Francis cut “Stupid Cupid” on 18 June 1958 at Metropolitan Studio (NYC); LeRoy Holmes conducted the orchestra while Morty Kraft produced the session. Noteworthy in the recording is the uncredited bass guitar work; a complex and energetic riff that has survived the decades and has proven to be one of early rock and roll’s best recorded bass guitar sessions. A version of “Carolina Moon” recorded at Metropolitan Studio that 9 June with Kraft producing and Joe Lipman conducting was utilized as the B-side. “Stupid Cupid” provided a reasonably strong comeback vehicle for Francis reaching the Top 15 that August with a Billboard Hot 100 peak of #14. Francis would have to wait until 1959 to make her return to the Top 10 with “My Happiness”.

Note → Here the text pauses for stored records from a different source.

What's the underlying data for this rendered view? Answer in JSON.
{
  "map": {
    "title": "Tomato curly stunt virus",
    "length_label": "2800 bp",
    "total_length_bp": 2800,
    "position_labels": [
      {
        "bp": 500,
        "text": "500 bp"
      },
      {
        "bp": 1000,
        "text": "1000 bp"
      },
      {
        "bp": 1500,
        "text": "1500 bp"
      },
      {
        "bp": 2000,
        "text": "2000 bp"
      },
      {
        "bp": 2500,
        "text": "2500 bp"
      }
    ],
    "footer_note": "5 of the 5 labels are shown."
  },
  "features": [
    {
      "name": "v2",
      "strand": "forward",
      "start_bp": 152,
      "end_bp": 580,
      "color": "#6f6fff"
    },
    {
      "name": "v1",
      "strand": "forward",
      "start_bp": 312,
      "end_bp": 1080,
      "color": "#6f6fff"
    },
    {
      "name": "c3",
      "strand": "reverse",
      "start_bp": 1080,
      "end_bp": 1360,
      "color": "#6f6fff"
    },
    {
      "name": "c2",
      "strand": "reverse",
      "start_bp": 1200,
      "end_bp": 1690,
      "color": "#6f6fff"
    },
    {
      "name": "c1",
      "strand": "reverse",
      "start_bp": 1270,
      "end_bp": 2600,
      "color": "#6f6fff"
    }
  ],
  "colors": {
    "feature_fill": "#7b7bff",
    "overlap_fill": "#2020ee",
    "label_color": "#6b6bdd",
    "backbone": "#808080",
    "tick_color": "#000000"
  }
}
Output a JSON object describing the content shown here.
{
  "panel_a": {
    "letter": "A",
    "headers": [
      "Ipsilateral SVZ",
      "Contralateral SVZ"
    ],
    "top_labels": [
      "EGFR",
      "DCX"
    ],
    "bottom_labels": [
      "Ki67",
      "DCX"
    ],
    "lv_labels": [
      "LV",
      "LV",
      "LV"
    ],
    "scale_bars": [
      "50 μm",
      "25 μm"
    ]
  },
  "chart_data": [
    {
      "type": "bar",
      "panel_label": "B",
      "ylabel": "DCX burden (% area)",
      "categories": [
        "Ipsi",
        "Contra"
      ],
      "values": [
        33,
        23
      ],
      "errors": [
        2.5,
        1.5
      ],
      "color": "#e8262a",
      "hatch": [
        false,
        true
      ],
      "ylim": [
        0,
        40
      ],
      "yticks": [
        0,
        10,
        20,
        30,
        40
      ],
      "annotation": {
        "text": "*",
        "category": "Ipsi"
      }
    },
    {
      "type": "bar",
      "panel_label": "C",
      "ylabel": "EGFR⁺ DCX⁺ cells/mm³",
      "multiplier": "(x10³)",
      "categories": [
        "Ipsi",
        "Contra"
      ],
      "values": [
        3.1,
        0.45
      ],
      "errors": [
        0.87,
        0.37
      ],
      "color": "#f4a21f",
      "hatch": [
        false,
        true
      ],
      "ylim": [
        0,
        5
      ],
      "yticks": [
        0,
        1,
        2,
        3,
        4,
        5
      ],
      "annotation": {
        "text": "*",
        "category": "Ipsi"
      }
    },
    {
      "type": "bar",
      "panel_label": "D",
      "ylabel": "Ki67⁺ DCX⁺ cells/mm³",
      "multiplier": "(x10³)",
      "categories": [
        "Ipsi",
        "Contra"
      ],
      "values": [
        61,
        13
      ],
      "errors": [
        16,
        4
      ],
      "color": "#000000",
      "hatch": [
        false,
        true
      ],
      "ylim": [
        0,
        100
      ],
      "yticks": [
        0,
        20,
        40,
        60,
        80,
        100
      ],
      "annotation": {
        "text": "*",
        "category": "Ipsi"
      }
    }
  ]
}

In the UK Singles Chart Francis had made more chart impact than in the US with both “Who’s Sorry Now?” (No. 1) and “I’m Sorry I Made You Cry” (No. 11). This trend continued with “Stupid Cupid” which, as a double sided hit with “Carolina Moon”, spent six weeks at No. 1. Francis would remain a potent UK chart force for the next four years with fifteen Top Twenty singles, eight of them Top Ten, but she would never again reach the top of the UK Singles Chart despite topping the US charts three times in the early 1960s.
Neil Sedaka, one of the song’s co-writers, recorded his own version in 1959, and it saw a single release in Italy on the RCA Italiana label.